這女子的武功路數,與明月樓慣用的手法頗有不同,更添幾分詭秘陰柔。她似乎對竹先生和裴先生的招式極為熟悉,總能料敵機先,以巧破力。
數十招過後,竹先生因舊傷未愈,動作稍滯,被那女子覓得破綻,短劍如毒蛇般穿過掌影,直刺其咽喉!
眼看竹先生就要斃於劍下,那女子持劍的手腕卻突然微微一顫,劍尖在觸及竹先生皮膚前硬生生頓住。
她眼中閃過一絲極其複雜的情緒,有恨,有怨,似乎還有一絲……不忍?
就這刹那的猶豫,裴先生的數枚透骨釘已至她背心要害!
女子察覺危險,隻得回劍格擋。
“噗嗤!”雖擋開大部分,仍有一枚透骨釘擦過她的肩頭,帶起一溜血花。
她悶哼一聲,借力向後飄退,目光複雜地最後看了竹先生一眼,身形一閃,便從那尚未關閉的暗門遁走,消失不見。
裴先生欲追,竹先生卻抬手阻止,臉色陰沉得可怕。他摸了摸脖頸上被劍尖刺出的細微血點,眼神變幻不定。
“為什麼……會是她……”竹先生喃喃自語,彷彿受到了極大的打擊。
陸小鳳看得分明,那女子最後關頭手下留情,以及竹先生此刻失魂落魄的模樣,這兩人之間,定然有著非同一般的關係。
他清了清嗓子,打破了密室的沉寂:“看來,竹先生的麻煩,比我想象的還要大。不僅‘影衛’反水,連身邊最親近的人,似乎也靠不住了。”
竹先生猛地轉頭,目光如刀般刺向陸小鳳,殺機畢露:“你知道什麼?!”
陸小鳳攤攤手:“我什麼都不知道。

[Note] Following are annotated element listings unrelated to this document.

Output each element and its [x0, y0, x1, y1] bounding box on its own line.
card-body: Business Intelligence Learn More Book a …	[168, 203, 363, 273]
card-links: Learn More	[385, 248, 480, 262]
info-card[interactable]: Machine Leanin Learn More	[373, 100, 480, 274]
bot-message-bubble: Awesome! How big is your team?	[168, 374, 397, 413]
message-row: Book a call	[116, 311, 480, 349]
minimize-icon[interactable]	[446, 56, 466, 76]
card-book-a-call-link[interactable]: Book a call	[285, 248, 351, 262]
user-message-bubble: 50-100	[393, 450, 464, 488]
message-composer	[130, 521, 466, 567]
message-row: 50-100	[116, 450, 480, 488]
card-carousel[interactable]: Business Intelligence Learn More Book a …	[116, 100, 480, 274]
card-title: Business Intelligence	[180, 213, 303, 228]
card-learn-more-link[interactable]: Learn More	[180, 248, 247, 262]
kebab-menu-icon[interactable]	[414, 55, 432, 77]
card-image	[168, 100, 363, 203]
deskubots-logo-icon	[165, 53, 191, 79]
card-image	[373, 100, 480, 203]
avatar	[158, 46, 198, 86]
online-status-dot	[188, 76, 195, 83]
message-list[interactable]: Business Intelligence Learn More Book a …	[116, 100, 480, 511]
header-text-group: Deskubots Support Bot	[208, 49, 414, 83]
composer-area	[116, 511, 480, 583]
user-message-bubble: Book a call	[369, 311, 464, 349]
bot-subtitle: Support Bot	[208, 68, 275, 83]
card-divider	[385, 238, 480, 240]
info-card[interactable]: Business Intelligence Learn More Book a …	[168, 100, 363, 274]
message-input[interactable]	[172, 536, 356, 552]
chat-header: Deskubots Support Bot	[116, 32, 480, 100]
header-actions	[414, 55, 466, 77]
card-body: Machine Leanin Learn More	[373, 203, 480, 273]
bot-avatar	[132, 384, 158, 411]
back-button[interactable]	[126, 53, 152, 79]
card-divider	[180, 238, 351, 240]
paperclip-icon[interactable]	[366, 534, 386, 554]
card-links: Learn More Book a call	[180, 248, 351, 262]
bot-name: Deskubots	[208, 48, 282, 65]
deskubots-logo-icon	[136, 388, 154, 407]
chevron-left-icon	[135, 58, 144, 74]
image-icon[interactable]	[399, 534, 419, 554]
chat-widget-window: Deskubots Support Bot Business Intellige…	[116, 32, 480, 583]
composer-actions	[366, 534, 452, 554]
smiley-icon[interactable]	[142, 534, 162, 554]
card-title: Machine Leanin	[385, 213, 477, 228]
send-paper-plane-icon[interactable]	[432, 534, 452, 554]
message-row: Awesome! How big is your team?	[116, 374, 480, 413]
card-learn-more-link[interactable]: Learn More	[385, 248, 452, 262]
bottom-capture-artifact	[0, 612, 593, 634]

不過,我或許可以猜一猜……那位姑娘,莫非就是明月樓內部,與你分庭抗禮的另一位‘樓主’?或者……是那位真正該執掌明月樓的人?”
竹先生瞳孔驟縮,死死盯著陸小鳳,半晌,忽然發出一陣低沉而怨毒的笑聲:“陸小鳳,你果然是個聰明人。可惜,聰明人往往活不長。”
他深吸一口氣,壓下翻騰的氣血,對裴先生道:“看好他!在拿到線索之前,彆讓他死了!”
說完,他不再看陸小鳳,拂袖而去,背影竟顯得有些倉惶。
裴先生上前,封住了陸小鳳幾處大穴,將他帶回客房,加派了人手看管。
躺在客房的床榻上,陸小鳳雖然穴道被製,身體無法動彈,腦子卻在飛速運轉。
今日所見,資訊量極大。那黑衣女子身份成謎,與竹關係匪淺,且極有可能就是明月樓內鬥的另一方首領。她為何要對竹先生手下留情?竹先生又為何那般失態?
還有那“天外秘寶”,似乎並非單純的權力象征,而是關乎某種超越世俗的力量……
以及,自己懷中那枚真正的金龍令……這趟渾水,真是越來越有趣了。